Les analyses de Jacques Cheminade

Rejet de la Lituanie, hari-kiri de l’Europe

mardi 23 mai 2006, par Jacques Cheminade

Les analyses de Jacques Cheminade sont publiées tous les quinze jours dans le journal Nouvelle Solidarité, sur www.solidariteetprogres.org ainsi que www.cheminade2007.org, et consitutent le principal regard du candidat à la présidentielle de 2007 sur l’actualité française et internationale.

Jean Zay, dans son ouvrage de réflexion politique écrit dans les geôles de Vichy, Souvenirs et solitude, s’écrie que de 1932 à 1940, « il y eut un sujet tabou : le libéralisme monétaire et financier ».
« L’équilibre budgétaire » rendit « impossible de réaliser la moindre réforme, de faire aboutir la plus petite innovation ». Nous y sommes à nouveau, mais cette fois à l’échelle de l’Europe ou plutôt d’une pseudo-Europe qui masque de plus en plus mal l’oligarchie financière et sa politique d’austérité sociale.

Preuve en est que la Commission de Bruxelles propose de refuser l’entrée de la Lituanie dans la zone euro car elle dépasserait de 0,04 point le critère d’inflation prévu par le traité sur l’Union ! C’est d’autant plus ridicule (ou révélateur, nous allons le voir) que le déficit budgétaire de ce pays est de 0,5 % de son produit intérieur brut (PIB) et que son endettement est limité à 20 % de ce même PIB ! Alors ? Alors, ce qu’on reproche en réalité à l’économie lituanienne, c’est de tourner à plein régime, c’est-à-dire de ne « pas maîtriser l’inflation sur le long terme ».

La Commission demande donc à un pays en phase de nécessaire rattrapage économique de se développer plus lentement, pourvu qu’un bas taux d’inflation soit respecté. De fait, ce qui importe aux banquiers et aux financiers qui dominent aujourd’hui l’Europe, c’est la déflation et l’austérité sociale, pas la croissance. L’euro est devenu leur arme et le relais de l’ordre mondial dominant. C’est pourquoi Vilnius ne devrait pas avoir beaucoup de regrets, mais au contraire se féliciter d’être exclu d’un club de masochistes soumis.

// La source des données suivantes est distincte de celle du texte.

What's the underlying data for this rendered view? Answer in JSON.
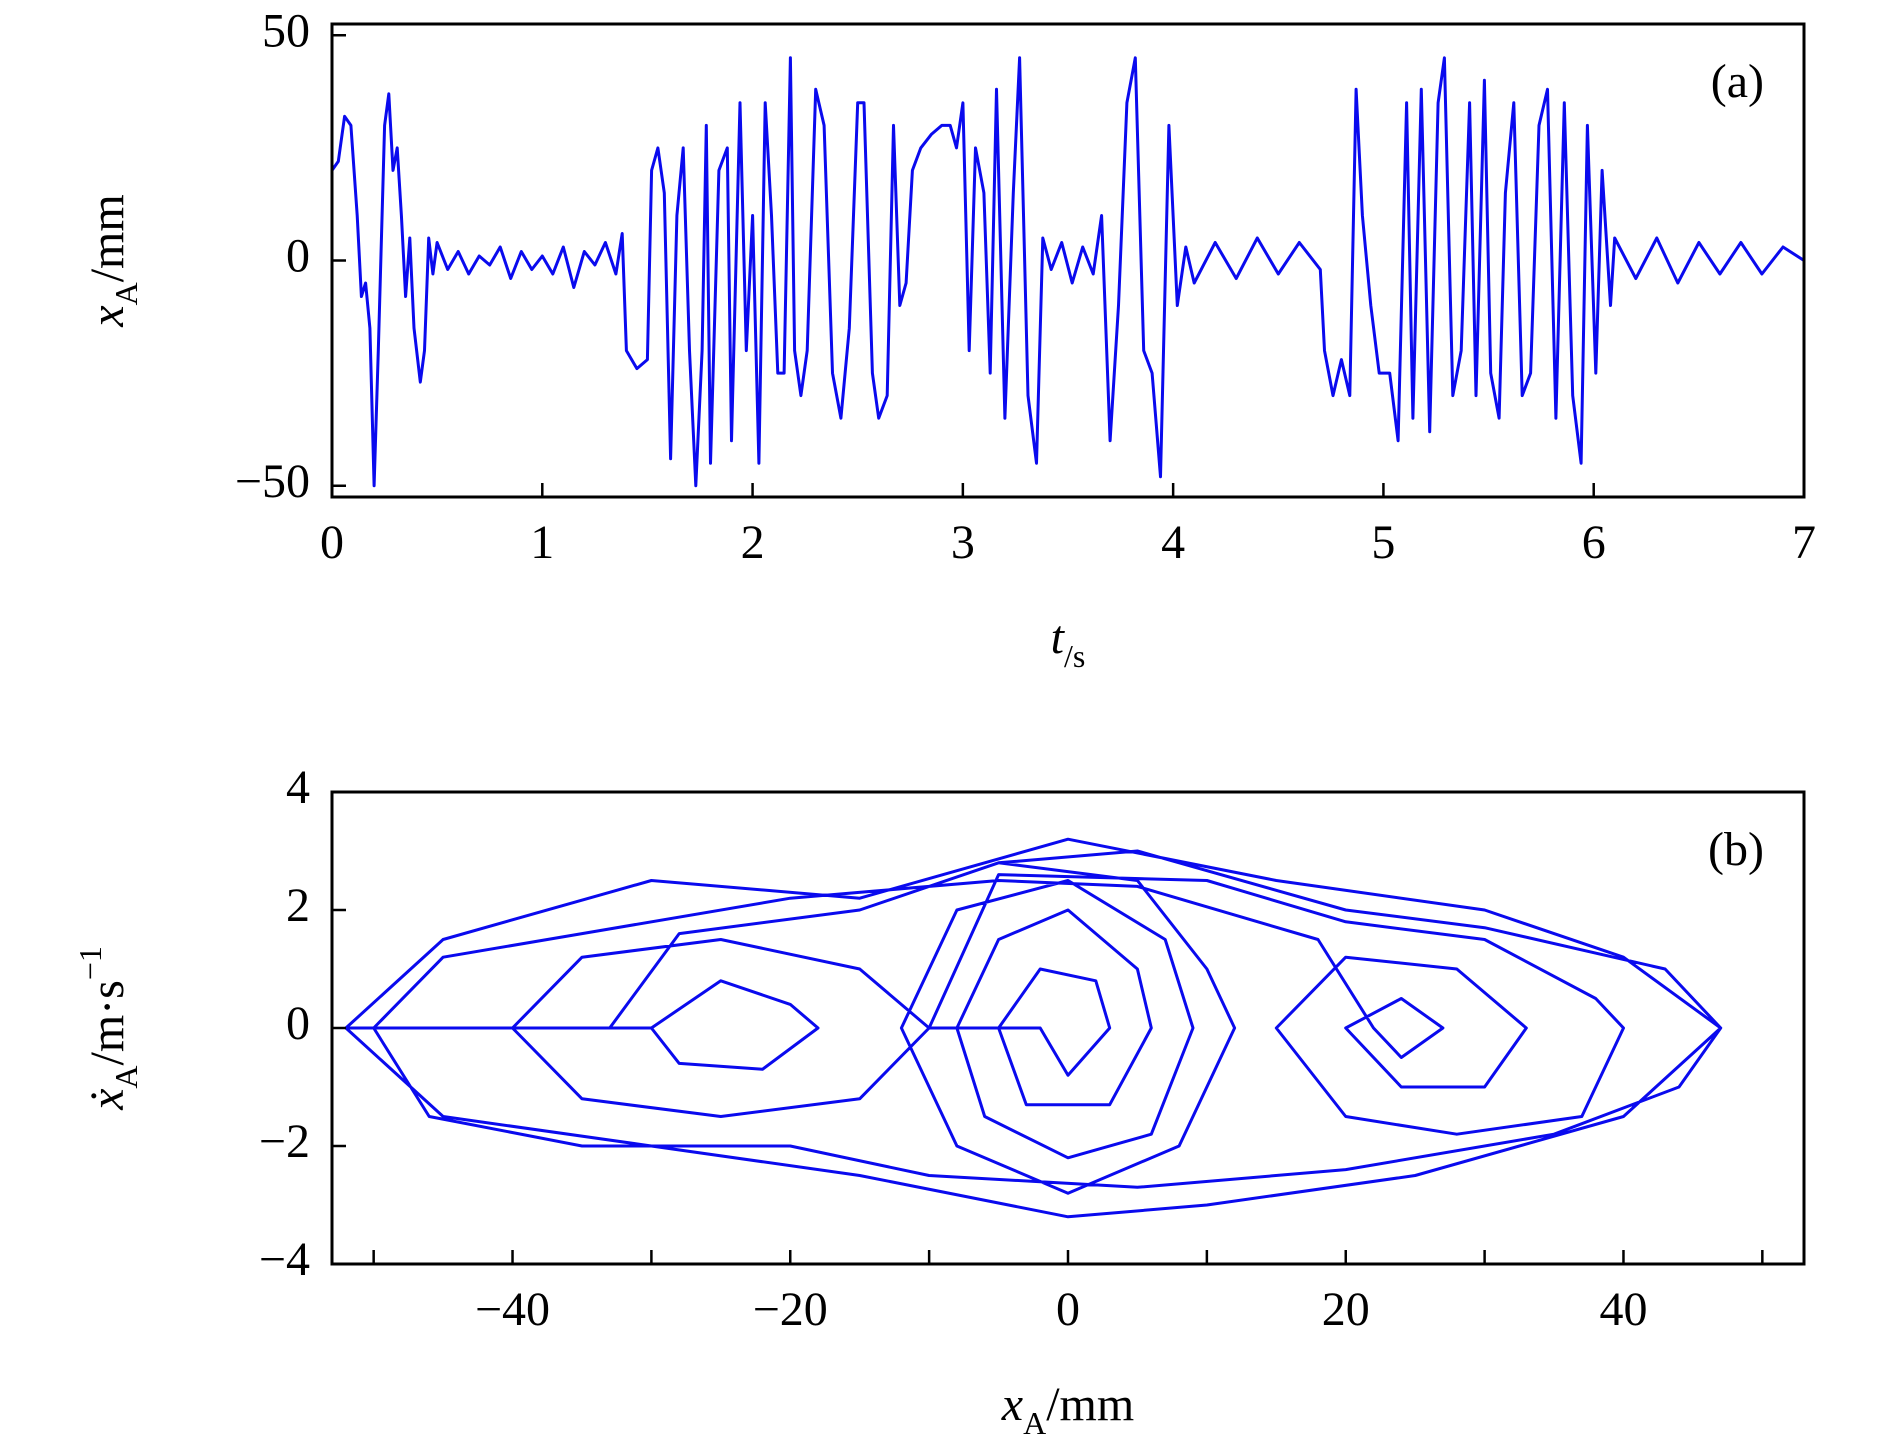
{
  "chart_data": [
    {
      "type": "line",
      "panel_label": "(a)",
      "x_label": [
        "t",
        "/s"
      ],
      "y_label": [
        "x",
        "A",
        "/mm"
      ],
      "color": "#0a0aee",
      "xlim": [
        0,
        7
      ],
      "xticks": [
        0,
        1,
        2,
        3,
        4,
        5,
        6,
        7
      ],
      "ylim": [
        -52.5,
        52.5
      ],
      "yticks": [
        {
          "value": -50,
          "label": "−50"
        },
        0,
        50
      ],
      "x": [
        0,
        0.03,
        0.06,
        0.09,
        0.12,
        0.14,
        0.16,
        0.18,
        0.2,
        0.22,
        0.25,
        0.27,
        0.29,
        0.31,
        0.33,
        0.35,
        0.37,
        0.39,
        0.42,
        0.44,
        0.46,
        0.48,
        0.5,
        0.55,
        0.6,
        0.65,
        0.7,
        0.75,
        0.8,
        0.85,
        0.9,
        0.95,
        1.0,
        1.05,
        1.1,
        1.15,
        1.2,
        1.25,
        1.3,
        1.35,
        1.38,
        1.4,
        1.45,
        1.5,
        1.52,
        1.55,
        1.58,
        1.61,
        1.64,
        1.67,
        1.7,
        1.73,
        1.76,
        1.78,
        1.8,
        1.84,
        1.88,
        1.9,
        1.94,
        1.97,
        2.0,
        2.03,
        2.06,
        2.09,
        2.12,
        2.15,
        2.18,
        2.2,
        2.23,
        2.26,
        2.3,
        2.34,
        2.38,
        2.42,
        2.46,
        2.5,
        2.53,
        2.57,
        2.6,
        2.64,
        2.67,
        2.7,
        2.73,
        2.76,
        2.8,
        2.85,
        2.9,
        2.94,
        2.97,
        3.0,
        3.03,
        3.06,
        3.1,
        3.13,
        3.16,
        3.2,
        3.24,
        3.27,
        3.31,
        3.35,
        3.38,
        3.42,
        3.47,
        3.52,
        3.57,
        3.62,
        3.66,
        3.7,
        3.74,
        3.78,
        3.82,
        3.86,
        3.9,
        3.94,
        3.98,
        4.02,
        4.06,
        4.1,
        4.2,
        4.3,
        4.4,
        4.5,
        4.6,
        4.7,
        4.72,
        4.76,
        4.8,
        4.84,
        4.87,
        4.9,
        4.94,
        4.98,
        5.03,
        5.07,
        5.11,
        5.14,
        5.18,
        5.22,
        5.26,
        5.29,
        5.33,
        5.37,
        5.41,
        5.44,
        5.48,
        5.51,
        5.55,
        5.58,
        5.62,
        5.66,
        5.7,
        5.74,
        5.78,
        5.82,
        5.86,
        5.9,
        5.94,
        5.97,
        6.01,
        6.04,
        6.08,
        6.1,
        6.2,
        6.3,
        6.4,
        6.5,
        6.6,
        6.7,
        6.8,
        6.9,
        7.0
      ],
      "values": [
        20,
        22,
        32,
        30,
        10,
        -8,
        -5,
        -15,
        -50,
        -20,
        30,
        37,
        20,
        25,
        10,
        -8,
        5,
        -15,
        -27,
        -20,
        5,
        -3,
        4,
        -2,
        2,
        -3,
        1,
        -1,
        3,
        -4,
        2,
        -2,
        1,
        -3,
        3,
        -6,
        2,
        -1,
        4,
        -3,
        6,
        -20,
        -24,
        -22,
        20,
        25,
        15,
        -44,
        10,
        25,
        -20,
        -50,
        -20,
        30,
        -45,
        20,
        25,
        -40,
        35,
        -20,
        10,
        -45,
        35,
        10,
        -25,
        -25,
        45,
        -20,
        -30,
        -20,
        38,
        30,
        -25,
        -35,
        -15,
        35,
        35,
        -25,
        -35,
        -30,
        30,
        -10,
        -5,
        20,
        25,
        28,
        30,
        30,
        25,
        35,
        -20,
        25,
        15,
        -25,
        38,
        -35,
        15,
        45,
        -30,
        -45,
        5,
        -2,
        4,
        -5,
        3,
        -3,
        10,
        -40,
        -10,
        35,
        45,
        -20,
        -25,
        -48,
        30,
        -10,
        3,
        -5,
        4,
        -4,
        5,
        -3,
        4,
        -2,
        -20,
        -30,
        -22,
        -30,
        38,
        10,
        -10,
        -25,
        -25,
        -40,
        35,
        -35,
        38,
        -38,
        35,
        45,
        -30,
        -20,
        35,
        -30,
        40,
        -25,
        -35,
        15,
        35,
        -30,
        -25,
        30,
        38,
        -35,
        35,
        -30,
        -45,
        30,
        -25,
        20,
        -10,
        5,
        -4,
        5,
        -5,
        4,
        -3,
        4,
        -3,
        3,
        0
      ]
    },
    {
      "type": "line",
      "panel_label": "(b)",
      "x_label": [
        "x",
        "A",
        "/mm"
      ],
      "y_label": [
        "ẋ",
        "A",
        "/m·s",
        "−1"
      ],
      "color": "#0a0aee",
      "xlim": [
        -53,
        53
      ],
      "xticks": [
        {
          "value": -40,
          "label": "−40"
        },
        {
          "value": -20,
          "label": "−20"
        },
        0,
        20,
        40
      ],
      "xminor_ticks": [
        -50,
        -30,
        -10,
        10,
        30,
        50
      ],
      "ylim": [
        -4,
        4
      ],
      "yticks": [
        {
          "value": -4,
          "label": "−4"
        },
        {
          "value": -2,
          "label": "−2"
        },
        0,
        2,
        4
      ],
      "x": [
        -52,
        -45,
        -30,
        -15,
        0,
        15,
        30,
        40,
        47,
        40,
        25,
        10,
        0,
        -15,
        -30,
        -45,
        -52,
        -40,
        -35,
        -25,
        -15,
        -10,
        -15,
        -25,
        -35,
        -40,
        -30,
        -25,
        -20,
        -18,
        -22,
        -28,
        -30,
        -33,
        -28,
        -15,
        -5,
        5,
        10,
        12,
        8,
        0,
        -8,
        -12,
        -8,
        0,
        7,
        9,
        6,
        0,
        -6,
        -8,
        -5,
        0,
        5,
        6,
        3,
        -3,
        -5,
        -2,
        2,
        3,
        0,
        -2,
        -10,
        -5,
        10,
        20,
        30,
        38,
        40,
        37,
        28,
        20,
        15,
        20,
        28,
        33,
        30,
        24,
        20,
        24,
        27,
        24,
        22,
        18,
        5,
        -5,
        -20,
        -35,
        -45,
        -50,
        -46,
        -35,
        -20,
        -10,
        5,
        20,
        35,
        44,
        47,
        43,
        30,
        20,
        5,
        -5
      ],
      "values": [
        0,
        1.5,
        2.5,
        2.2,
        3.2,
        2.5,
        2,
        1.2,
        0,
        -1.5,
        -2.5,
        -3,
        -3.2,
        -2.5,
        -2,
        -1.5,
        0,
        0,
        1.2,
        1.5,
        1,
        0,
        -1.2,
        -1.5,
        -1.2,
        0,
        0,
        0.8,
        0.4,
        0,
        -0.7,
        -0.6,
        0,
        0,
        1.6,
        2,
        2.8,
        2.5,
        1,
        0,
        -2,
        -2.8,
        -2,
        0,
        2,
        2.5,
        1.5,
        0,
        -1.8,
        -2.2,
        -1.5,
        0,
        1.5,
        2,
        1,
        0,
        -1.3,
        -1.3,
        0,
        1,
        0.8,
        0,
        -0.8,
        0,
        0,
        2.6,
        2.5,
        1.8,
        1.5,
        0.5,
        0,
        -1.5,
        -1.8,
        -1.5,
        0,
        1.2,
        1,
        0,
        -1,
        -1,
        0,
        0.5,
        0,
        -0.5,
        0,
        1.5,
        2.4,
        2.5,
        2.2,
        1.6,
        1.2,
        0,
        -1.5,
        -2,
        -2,
        -2.5,
        -2.7,
        -2.4,
        -1.8,
        -1,
        0,
        1,
        1.7,
        2,
        3,
        2.8
      ]
    }
  ]
}
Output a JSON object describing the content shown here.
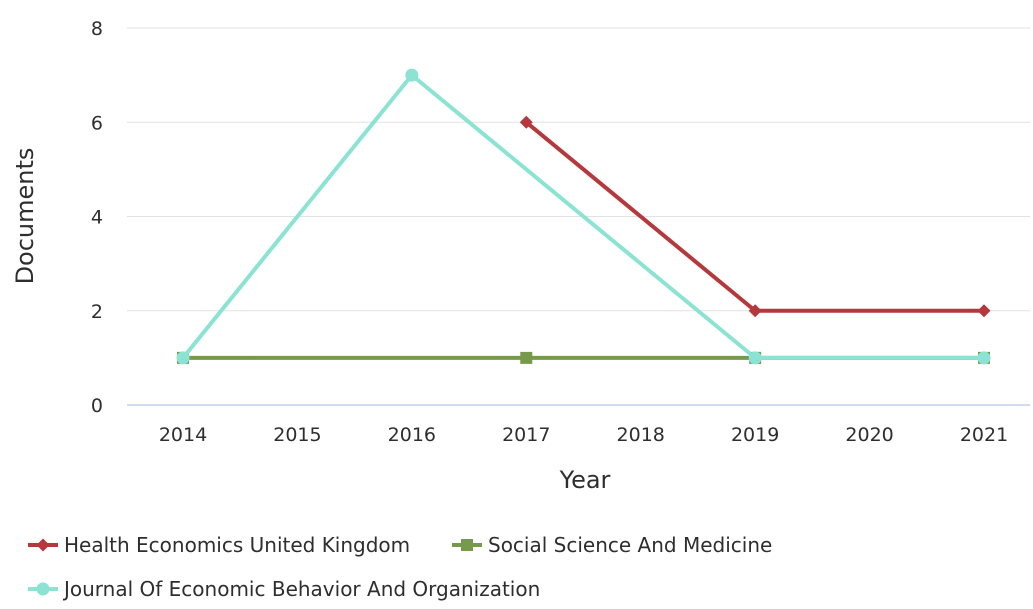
{
  "chart_data": {
    "type": "line",
    "title": "",
    "xlabel": "Year",
    "ylabel": "Documents",
    "x": [
      2014,
      2015,
      2016,
      2017,
      2018,
      2019,
      2020,
      2021
    ],
    "x_tick_labels": [
      "2014",
      "2015",
      "2016",
      "2017",
      "2018",
      "2019",
      "2020",
      "2021"
    ],
    "ylim": [
      0,
      8
    ],
    "y_ticks": [
      0,
      2,
      4,
      6,
      8
    ],
    "y_tick_labels": [
      "0",
      "2",
      "4",
      "6",
      "8"
    ],
    "grid": "horizontal",
    "legend_position": "bottom-left",
    "series": [
      {
        "name": "Health Economics United Kingdom",
        "color": "#b5383c",
        "marker": "diamond",
        "points": [
          {
            "x": 2017,
            "y": 6
          },
          {
            "x": 2019,
            "y": 2
          },
          {
            "x": 2021,
            "y": 2
          }
        ]
      },
      {
        "name": "Social Science And Medicine",
        "color": "#76994a",
        "marker": "square",
        "points": [
          {
            "x": 2014,
            "y": 1
          },
          {
            "x": 2017,
            "y": 1
          },
          {
            "x": 2019,
            "y": 1
          },
          {
            "x": 2021,
            "y": 1
          }
        ]
      },
      {
        "name": "Journal Of Economic Behavior And Organization",
        "color": "#8ae3d3",
        "marker": "circle",
        "points": [
          {
            "x": 2014,
            "y": 1
          },
          {
            "x": 2016,
            "y": 7
          },
          {
            "x": 2019,
            "y": 1
          },
          {
            "x": 2021,
            "y": 1
          }
        ]
      }
    ]
  }
}
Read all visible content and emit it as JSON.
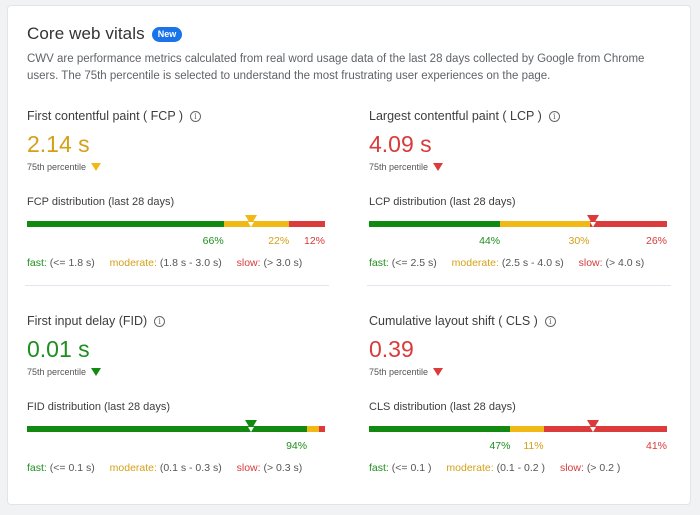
{
  "header": {
    "title": "Core web vitals",
    "badge": "New",
    "description": "CWV are performance metrics calculated from real word usage data of the last 28 days collected by Google from Chrome users. The 75th percentile is selected to understand the most frustrating user experiences on the page."
  },
  "colors": {
    "fast": "#128a12",
    "moderate": "#f0b916",
    "slow": "#dc3b3b",
    "badge": "#1a73e8",
    "fast_text": "#1e8e1e",
    "moderate_text": "#d4a017",
    "slow_text": "#d93a3a"
  },
  "metrics": {
    "fcp": {
      "name": "First contentful paint ( FCP )",
      "value": "2.14 s",
      "status": "moderate",
      "percentile_label": "75th percentile",
      "distribution_label": "FCP distribution (last 28 days)",
      "fast_pct": 66,
      "moderate_pct": 22,
      "slow_pct": 12,
      "fast_label": "66%",
      "moderate_label": "22%",
      "slow_label": "12%",
      "marker_pct": 75,
      "legend": {
        "fast_key": "fast:",
        "fast_range": "(<= 1.8 s)",
        "moderate_key": "moderate:",
        "moderate_range": "(1.8 s - 3.0 s)",
        "slow_key": "slow:",
        "slow_range": "(> 3.0 s)"
      }
    },
    "lcp": {
      "name": "Largest contentful paint ( LCP )",
      "value": "4.09 s",
      "status": "slow",
      "percentile_label": "75th percentile",
      "distribution_label": "LCP distribution (last 28 days)",
      "fast_pct": 44,
      "moderate_pct": 30,
      "slow_pct": 26,
      "fast_label": "44%",
      "moderate_label": "30%",
      "slow_label": "26%",
      "marker_pct": 75,
      "legend": {
        "fast_key": "fast:",
        "fast_range": "(<= 2.5 s)",
        "moderate_key": "moderate:",
        "moderate_range": "(2.5 s - 4.0 s)",
        "slow_key": "slow:",
        "slow_range": "(> 4.0 s)"
      }
    },
    "fid": {
      "name": "First input delay (FID)",
      "value": "0.01 s",
      "status": "fast",
      "percentile_label": "75th percentile",
      "distribution_label": "FID distribution (last 28 days)",
      "fast_pct": 94,
      "moderate_pct": 4,
      "slow_pct": 2,
      "fast_label": "94%",
      "moderate_label": "",
      "slow_label": "",
      "marker_pct": 75,
      "legend": {
        "fast_key": "fast:",
        "fast_range": "(<= 0.1 s)",
        "moderate_key": "moderate:",
        "moderate_range": "(0.1 s - 0.3 s)",
        "slow_key": "slow:",
        "slow_range": "(> 0.3 s)"
      }
    },
    "cls": {
      "name": "Cumulative layout shift ( CLS )",
      "value": "0.39",
      "status": "slow",
      "percentile_label": "75th percentile",
      "distribution_label": "CLS distribution (last 28 days)",
      "fast_pct": 47,
      "moderate_pct": 11,
      "slow_pct": 41,
      "fast_label": "47%",
      "moderate_label": "11%",
      "slow_label": "41%",
      "marker_pct": 75,
      "legend": {
        "fast_key": "fast:",
        "fast_range": "(<= 0.1 )",
        "moderate_key": "moderate:",
        "moderate_range": "(0.1 - 0.2 )",
        "slow_key": "slow:",
        "slow_range": "(> 0.2 )"
      }
    }
  }
}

Conséquence, en effet, de la politique anti-croissance européenne : seuls cinq projets ferroviaires européens sur les quatre-vingts sélectionnés pourront être financés, les autres chantiers « n’étant pas achevés avant la date butoir de 2020 ». Mais, dira-t-on, l’Europe se préoccupe de culture. Au contraire, avec ces mêmes restrictions, les programmes éducatifs Erasmus et Leonardo vont eux aussi passer à la trappe : le premier, à partir de 170 000 étudiants en 2006, n’en concernera plus que 140 000 en 2007-2013, et le second passera de 50 000 étudiants aujourd’hui à 36 000 dans sept ans.

L’Europe des grands projets est morte, l’Europe de la culture est morte, et le budget européen que l’on se fixe sera de 1,04 % par rapport au précédent, c’est-à-dire qu’en tenant compte de l’inflation, l’Europe contracte ses moyens et s’autodétruit.

C’est pourquoi il faut sortir du carcan de l’euro, de Maastricht, du pacte de stabilité et de la Banque centrale européenne pour refonder une Europe digne de ce nom, celle d’une alliance de nations souveraines rassemblée autour de grands projets et d’une renaissance culturelle, non celle d’un rassemblement de financiers se faisant hara-kiri sur la place des marchés.